What could have been going through Pedro Sanchez’s head that in the midst of the energy crisis, while the war is raging in Ukraine, Spain is angry with Algeria, one of the main suppliers of gas from Europe? In a letter addressed on March 14 to the King of Morocco, Mohammed VI, the President of the Spanish government made a 180 degree turn on the Western Sahara file. To everyone’s surprise, without warning either his far-left Unidas Podemos coalition partners or his own foreign minister, the socialist leader put an end to the neutrality that had prevailed in his country on this issue since… 46 years.
Made public by Rabat on March 18, his missive announces that from now on, Madrid supports the grip of the Alaouite monarchy on the former Spanish colony, territory claimed since 1976 by the Polisario Front (supported by Algeria). According to Pedro Sanchez, the project of autonomy for Western Sahara within the Kingdom of Morocco constitutes “the most serious, realistic and credible basis” for ending the conflict in the region. In other words, Spain no longer respects the promise made by the UN of a referendum on self-determination.
But to support Morocco is to get angry with Algeria, a supporter of the independence of Western Sahara. As soon as the letter from the head of the Spanish government was known, Algiers, amazed at the “sudden reversal” of the former colonial power, recalled its ambassador to Madrid. And since then, Pedro Sanchez has been struggling to defuse the bomb, explaining that it is a question of establishing “a new relationship between the kingdom of Morocco and Spain”, after nearly a year of migratory tensions between the two countries.
A turnaround at the wrong time
In April 2021, Madrid had accepted, at the request of Algiers, to welcome the leader of the Polisario Front, Brahim Ghali, then sick with Covid-19. Rabat immediately severed diplomatic relations with Spain and increased pressure by letting some 10,000 Moroccans seeking emigration enter the Spanish enclave of Ceuta on the northern coast of Morocco on May 17. The reversal of Spain comes at the worst time. “In an already complicated international context, this country clearly indicates that it gives priority to the fight against illegal immigration from Morocco rather than to the supply of gas from Algeria”, deplores Josep-Maria Arauzo-Carod, professor of economics at the University of Tarragona.
As Europe seeks to do without Russian hydrocarbons, in order to dry up funding for the Putin regime, some fear that Algeria will reduce its gas exports, as it did last October by turning off the tap the Maghreb Europe (GME) gas pipeline which passes through Morocco and joins Cordoba, passing under the Strait of Gibraltar. Since then, Spain has been supplied with Algerian gas only by another underwater pipeline, the Medgaz, which crosses the Mediterranean near Almeria, and by boat, in liquefied form (LNG).

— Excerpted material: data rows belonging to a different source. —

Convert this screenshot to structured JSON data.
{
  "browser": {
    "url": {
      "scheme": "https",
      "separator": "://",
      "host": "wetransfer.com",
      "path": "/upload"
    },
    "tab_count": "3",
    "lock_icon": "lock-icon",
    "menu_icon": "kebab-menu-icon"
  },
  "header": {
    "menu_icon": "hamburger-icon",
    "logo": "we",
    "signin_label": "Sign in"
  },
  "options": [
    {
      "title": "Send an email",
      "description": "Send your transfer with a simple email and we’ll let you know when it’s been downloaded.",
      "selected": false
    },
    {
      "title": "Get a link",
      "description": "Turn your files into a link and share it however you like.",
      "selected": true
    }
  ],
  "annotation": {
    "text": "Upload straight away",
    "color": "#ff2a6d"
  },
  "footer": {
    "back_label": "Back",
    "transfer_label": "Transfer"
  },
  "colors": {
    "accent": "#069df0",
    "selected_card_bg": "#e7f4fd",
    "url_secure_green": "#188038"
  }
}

To minimize the new diplomatic tensions with Algiers, the entourage of Pedro Sanchez argues that Algeria can hardly do without its Spanish client: in 2021, underlines the Spanish Ministry of Industry, Madrid bought him “for 4, 3 billion euros of fossil fuels, including 2.6 billion euros of gas”. In total, Algeria met 45% of Spain’s gas needs last year.
Europe, Algeria’s “predilection natural market”

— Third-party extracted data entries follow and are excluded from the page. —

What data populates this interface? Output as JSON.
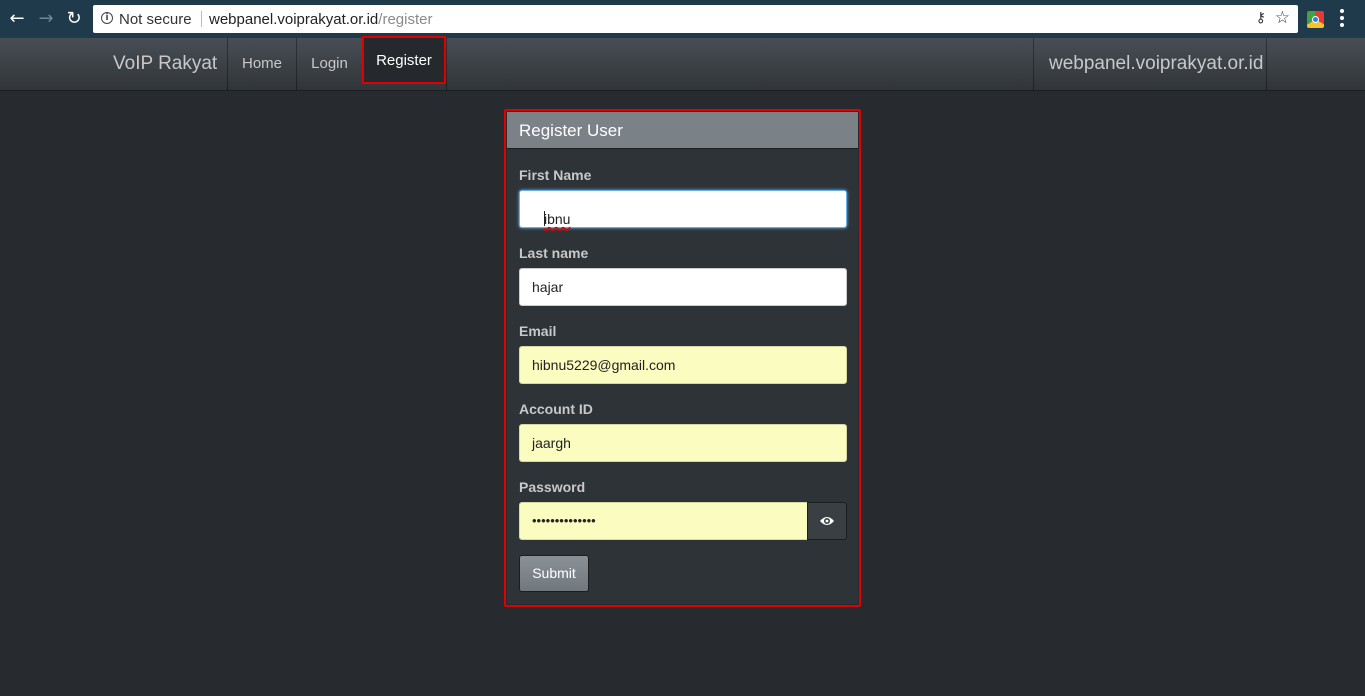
{
  "browser": {
    "security_label": "Not secure",
    "url_host": "webpanel.voiprakyat.or.id",
    "url_path": "/register"
  },
  "navbar": {
    "brand": "VoIP Rakyat",
    "items": [
      {
        "label": "Home"
      },
      {
        "label": "Login"
      },
      {
        "label": "Register"
      }
    ],
    "site_name": "webpanel.voiprakyat.or.id",
    "active_item": "Register"
  },
  "form": {
    "title": "Register User",
    "first_name": {
      "label": "First Name",
      "value": "ibnu"
    },
    "last_name": {
      "label": "Last name",
      "value": "hajar"
    },
    "email": {
      "label": "Email",
      "value": "hibnu5229@gmail.com"
    },
    "account_id": {
      "label": "Account ID",
      "value": "jaargh"
    },
    "password": {
      "label": "Password",
      "value": "••••••••••••••"
    },
    "submit_label": "Submit"
  },
  "colors": {
    "background": "#272b30",
    "highlight_outline": "#e00000",
    "autofill": "#fafcc0",
    "header": "#7a8288"
  }
}
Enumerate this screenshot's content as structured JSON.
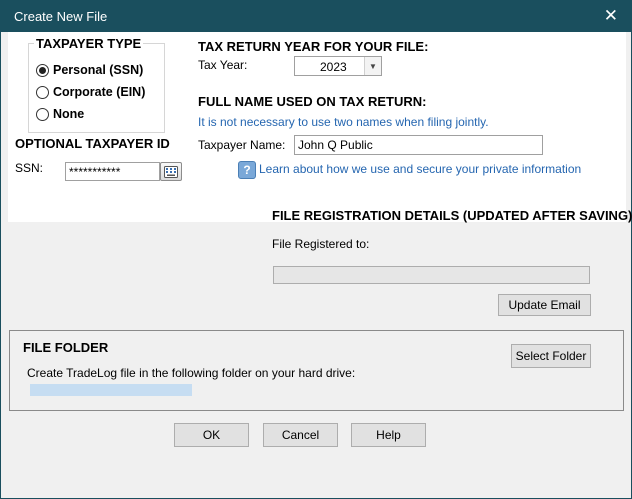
{
  "window": {
    "title": "Create New File"
  },
  "taxpayer_type": {
    "title": "TAXPAYER TYPE",
    "options": [
      {
        "label": "Personal (SSN)",
        "checked": true
      },
      {
        "label": "Corporate (EIN)",
        "checked": false
      },
      {
        "label": "None",
        "checked": false
      }
    ]
  },
  "optional_id": {
    "title": "OPTIONAL TAXPAYER ID",
    "ssn_label": "SSN:",
    "ssn_value": "***********"
  },
  "tax_year": {
    "title": "TAX RETURN YEAR FOR YOUR FILE:",
    "label": "Tax Year:",
    "value": "2023"
  },
  "full_name": {
    "title": "FULL NAME USED ON TAX RETURN:",
    "note": "It is not necessary to use two names when filing jointly.",
    "label": "Taxpayer Name:",
    "value": "John Q Public",
    "learn_link": "Learn about how we use and secure your private information"
  },
  "registration": {
    "title": "FILE REGISTRATION DETAILS (UPDATED AFTER SAVING)",
    "registered_label": "File Registered to:",
    "registered_value": "",
    "update_button": "Update Email"
  },
  "file_folder": {
    "title": "FILE FOLDER",
    "description": "Create TradeLog file in the following folder on your hard drive:",
    "select_button": "Select Folder"
  },
  "footer": {
    "ok": "OK",
    "cancel": "Cancel",
    "help": "Help"
  }
}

Moreover, it is not through Spain that Algeria transports the most gas to Europe, but through Italy. The Transmed gas pipeline, which crosses Tunisia and Sicily, transports 20 billion cubic meters per year, but when fully used, its capacity could amount to 32 billion cubic meters, four times more than the Medgaz which supplies Spain. At the end of February, just after the start of the invasion of Ukraine by the Russian army, the CEO of the Algerian hydrocarbon company Sonatrach declared that Europe was Algeria’s “natural market of choice”. , the latter already providing 11% of gas imports from the old continent. This should reassure those who are worried about Madrid’s new posture in Western Sahara.
With the war in Ukraine, the Iberian Peninsula could also play a strategic role for the future supply of the rest of Europe. The Spanish operator Enagas could be led to increase the redistribution of LNG by LNG tanker to other ports in the Mediterranean and the Atlantic, at the same time as the construction of the Midi-Catalonia gas pipeline (MidCat) through the Pyrenees could be relaunched. . A site frozen by France in 2018.
But Pedro Sanchez is not going to get off so easily. He is expected on March 30 at the Cortes, the Spanish Parliament, for an explanation of the text which promises to be explosive.